Does having better tools mean having better deal flows?
May 01, 2026
by a searcher from Claremont McKenna College in San Francisco, CA, USA
There's a quiet assumption running through most acquisition conversations: that better tools mean better deal flow.
Platforms like Grata and Inven have genuinely changed what proprietary outreach looks like, and AI-native tools like Inven now let you train a model on your ideal target profile and surface lookalikes at a scale no analyst team could replicate manually.
That part is real.
What's less discussed is what happens when everyone's using the same AI engine to build the same list.
The proprietary advantage narrows fast, and you're back to the oldest problem in search: the business worth buying isn't on any platform, because the owner doesn't know they're ready to sell.
Off-market sourcing was always a relationship game, and that hasn't changed.
What AI has actually done is compress the timeline on the commodity layer of the funnel, which in turn raises the stakes on everything above it: the cold call that lands, the referral from the accountant, the broker who remembers your name because you closed cleanly once.

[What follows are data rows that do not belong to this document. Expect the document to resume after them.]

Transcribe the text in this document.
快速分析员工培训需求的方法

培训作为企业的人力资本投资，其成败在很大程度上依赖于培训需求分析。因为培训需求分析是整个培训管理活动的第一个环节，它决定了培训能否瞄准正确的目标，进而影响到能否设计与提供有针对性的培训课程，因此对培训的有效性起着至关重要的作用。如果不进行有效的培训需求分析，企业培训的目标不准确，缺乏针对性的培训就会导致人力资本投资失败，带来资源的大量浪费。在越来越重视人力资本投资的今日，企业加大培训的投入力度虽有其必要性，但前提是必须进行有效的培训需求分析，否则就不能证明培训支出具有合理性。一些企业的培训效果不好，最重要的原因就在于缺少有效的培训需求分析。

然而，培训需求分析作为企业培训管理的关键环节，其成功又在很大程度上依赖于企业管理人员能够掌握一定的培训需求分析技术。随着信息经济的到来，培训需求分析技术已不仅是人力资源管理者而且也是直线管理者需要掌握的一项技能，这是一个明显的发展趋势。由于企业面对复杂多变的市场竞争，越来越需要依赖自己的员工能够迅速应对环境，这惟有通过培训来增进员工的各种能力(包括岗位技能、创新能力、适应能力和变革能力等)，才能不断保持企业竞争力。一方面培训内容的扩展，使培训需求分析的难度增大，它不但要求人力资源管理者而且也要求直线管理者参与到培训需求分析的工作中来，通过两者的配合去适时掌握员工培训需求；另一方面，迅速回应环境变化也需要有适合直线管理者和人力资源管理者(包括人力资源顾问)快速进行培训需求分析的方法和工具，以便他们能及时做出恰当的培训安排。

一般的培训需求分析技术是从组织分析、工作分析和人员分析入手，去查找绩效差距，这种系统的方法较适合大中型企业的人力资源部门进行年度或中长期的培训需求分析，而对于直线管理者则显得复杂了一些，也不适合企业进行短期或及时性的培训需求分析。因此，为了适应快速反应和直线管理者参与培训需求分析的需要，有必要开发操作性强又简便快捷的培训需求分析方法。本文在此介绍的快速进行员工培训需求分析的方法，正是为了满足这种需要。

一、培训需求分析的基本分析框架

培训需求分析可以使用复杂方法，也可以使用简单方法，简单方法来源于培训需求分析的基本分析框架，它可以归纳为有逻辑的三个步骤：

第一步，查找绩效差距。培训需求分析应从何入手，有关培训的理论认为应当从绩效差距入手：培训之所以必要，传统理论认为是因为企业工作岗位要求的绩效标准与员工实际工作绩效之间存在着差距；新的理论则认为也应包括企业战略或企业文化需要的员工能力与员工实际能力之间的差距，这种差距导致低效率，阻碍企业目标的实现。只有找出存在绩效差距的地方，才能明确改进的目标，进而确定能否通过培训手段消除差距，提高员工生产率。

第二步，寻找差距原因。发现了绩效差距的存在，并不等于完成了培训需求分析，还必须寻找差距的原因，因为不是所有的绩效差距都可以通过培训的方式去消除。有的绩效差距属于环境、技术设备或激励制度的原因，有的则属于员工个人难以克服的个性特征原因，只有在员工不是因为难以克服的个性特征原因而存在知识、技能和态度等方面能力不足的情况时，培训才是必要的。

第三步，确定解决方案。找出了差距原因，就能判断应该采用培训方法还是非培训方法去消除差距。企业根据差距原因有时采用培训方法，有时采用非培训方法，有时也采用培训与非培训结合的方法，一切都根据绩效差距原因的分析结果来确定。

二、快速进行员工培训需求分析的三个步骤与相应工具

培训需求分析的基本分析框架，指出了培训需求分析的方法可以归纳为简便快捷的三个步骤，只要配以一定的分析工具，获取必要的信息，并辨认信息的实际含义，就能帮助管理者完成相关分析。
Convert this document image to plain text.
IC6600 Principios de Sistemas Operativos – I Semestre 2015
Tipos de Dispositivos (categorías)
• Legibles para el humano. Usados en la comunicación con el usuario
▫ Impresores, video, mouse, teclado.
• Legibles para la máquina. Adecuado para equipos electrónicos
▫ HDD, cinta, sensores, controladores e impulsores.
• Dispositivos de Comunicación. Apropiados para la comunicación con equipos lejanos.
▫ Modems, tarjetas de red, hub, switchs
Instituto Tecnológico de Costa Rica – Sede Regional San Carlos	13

Research suggests roughly 90% of private companies are missed by standard databases, so even the best AI sourcing stack is working with a fraction of the actual inventory.
In India, that problem compounds differently.
There's no Grata equivalent, no NAICS-coded infrastructure to query, and the businesses worth acquiring are surfacing through CA relationships and personal networks that predate any CRM.
The channel that matters there is the one nobody's built software for yet, which might actually be the opportunity hiding in plain sight.
The real sourcing edge, in any market, has never been the list. It's knowing which conversations to have before the list exists.